Le reste de sa carrière tend à prouver que Chabrol construit son « empire » grâce aux femmes, source d'inspiration inépuisable. Il dirige d'ailleurs vingt-trois fois sa seconde compagne, Stéphane Audran, notamment dans Les Cousins, un triangle amoureux, Les Bonnes femmes, caricature de quatre midinettes trop rêveuses ou encore L'Oeil du malin, une histoire d'espionnage. A cela s'ajoute une série de films policiers, dans lesquels un homme tue des femmes riches pour faire vivre sa famille dans Landru. Sagacité et ironie sont de mise pour attaquer l'hypocrisie, les vices et la bêtise de la bourgeoisie provinciale, cible quasi permanente dans les oeuvres du réalisateur (Folies bourgeoises).
Usant et abusant d'un humour particulièrement acerbe, Chabrol ne se prend guère au sérieux, alternant jeux de massacre méthodiques (Les Fantômes du chapelier), inspecteurs en tous genres (Poulet au vinaigre, Inspecteur Lavardin) ou animateurs télé sardoniques (Masques). Il impose peu à peu son propre genre que les spectateurs n'accueillent pas toujours à bras ouverts. Le cinéaste suit la mode du jour pendant un temps, en sortant une parodie de film d'espionnage (Le Tigre aime la chair fraîche) mais il revient rapidement à des créations plus intimes, dénonçant la petite société bourgeoise post-soixante-huitarde dans La femme infidèle, les guerres d'Indochine et d'Algérie qui rendent assassin Le Boucher Périgourdin d'à côté, et les victimes qui restent des victimes (Que la bête meure).
Chabrol analyse tout à travers ses polars et ses comédies, restant continuellement sur le ton de l'ironie et de la satire, comme dans le film à succès Docteur Popaul, porté entres autres par Jean-Paul Belmondo, en 1972. Le réalisateur ne s'arrête pas de tourner et trouve encore dans les femmes l'origine de ses scénarios extravagants. Il découvre et révèle Isabelle Huppert, sa muse, avec qui il débute une fertile collaboration dans Violette Nozière, tiré d'un fait divers dans lequel une jeune fille tue ses parents pour mener une vie d'étudiante frivole, un rôle monstrueux qui lui vaut à Cannes la Palme de la meilleure actrice. Chabrol la dirige ensuite dans Une Affaire de femme, Madame Bovary, Merci pour le chocolat, La Cérémonie, dans lesquels il demande à l'actrice d'être aussi bien une faiseuse d'ange condamnée à mort sous Vichy, une arriviste capricieuse frustrée par l'amour, une meurtrière ou une femme pleine de vices cachés.
En 2006, Chabrol expose sa vision perspicace de la société en s'inspirant de l'affaire Elf dans L'Ivresse du pouvoir, où encore une fois, Huppert livre un combat acharné contre un chef d'entreprise corrompu.

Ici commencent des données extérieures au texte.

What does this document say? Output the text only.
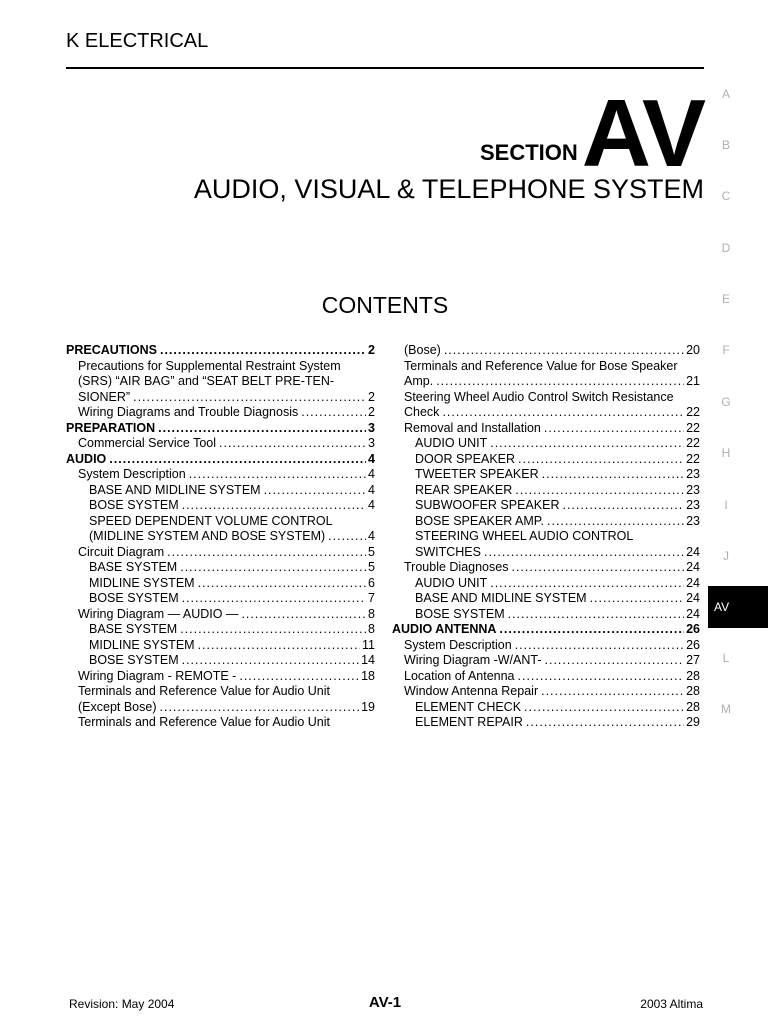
K ELECTRICAL
SECTION AV
AUDIO, VISUAL & TELEPHONE SYSTEM
CONTENTS
PRECAUTIONS .....	2
Precautions for Supplemental Restraint System
(SRS) “AIR BAG” and “SEAT BELT PRE-TEN-
SIONER” .....	2
Wiring Diagrams and Trouble Diagnosis .....	2
PREPARATION .....	3
Commercial Service Tool .....	3
AUDIO .....	4
System Description .....	4
BASE AND MIDLINE SYSTEM .....	4
BOSE SYSTEM .....	4
SPEED DEPENDENT VOLUME CONTROL
(MIDLINE SYSTEM AND BOSE SYSTEM) .....	4
Circuit Diagram .....	5
BASE SYSTEM .....	5
MIDLINE SYSTEM .....	6
BOSE SYSTEM .....	7
Wiring Diagram — AUDIO — .....	8
BASE SYSTEM .....	8
MIDLINE SYSTEM .....	11
BOSE SYSTEM .....	14
Wiring Diagram - REMOTE - .....	18
Terminals and Reference Value for Audio Unit
(Except Bose) .....	19
Terminals and Reference Value for Audio Unit
(Bose) .....	20
Terminals and Reference Value for Bose Speaker
Amp. .....	21
Steering Wheel Audio Control Switch Resistance
Check .....	22
Removal and Installation .....	22
AUDIO UNIT .....	22
DOOR SPEAKER .....	22
TWEETER SPEAKER .....	23
REAR SPEAKER .....	23
SUBWOOFER SPEAKER .....	23
BOSE SPEAKER AMP. .....	23
STEERING WHEEL AUDIO CONTROL
SWITCHES .....	24
Trouble Diagnoses .....	24
AUDIO UNIT .....	24
BASE AND MIDLINE SYSTEM .....	24
BOSE SYSTEM .....	24
AUDIO ANTENNA .....	26
System Description .....	26
Wiring Diagram -W/ANT- .....	27
Location of Antenna .....	28
Window Antenna Repair .....	28
ELEMENT CHECK .....	28
ELEMENT REPAIR .....	29
AV
A
B
C
D
E
F
G
H
I
J
L
M
Revision: May 2004	AV-1	2003 Altima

Le cinéaste s'intéresse aussi à la jeunesse, afin de casser l'image trop lisse de Benoît Magimel ou de Mélanie Doutey dans une histoire de famille incestueuse (La Fleur du mal) ou celle de Laura Smet dans une romance scabreuse et morbide (La Demoiselle d'honneur).
L'année suivante, il s'amuse à tirer les ficelles de la jolie marionnette Ludivine Sagnier , qui joue La Fille coupée en deux entre un jeune déséquilibré (interprété par Benoît Magimel) et un homme pervers d'âge mûr (François Berléand). Bref, Claude Chabrol enchaîne les films (au moins un par an, si ce n'est plus) et savoure toujours autant ce menu classique mais efficace : un homme, une femme, un meurtre. Et d'ailleurs, Claude Chabrol n'est-il pas au cinéma français ce qu'Alfred Hitchcock est au cinéma hollywoodien ? Parenthèse : on se souvient de son rôle de présentateur de la série télévisée Sueurs Froides (1988), une anthologie d'histoires policières teintées d'humour noir. Un hommage révélateur rendu au maître du suspense, également présentateur de la série Alfred Hitchcock présente.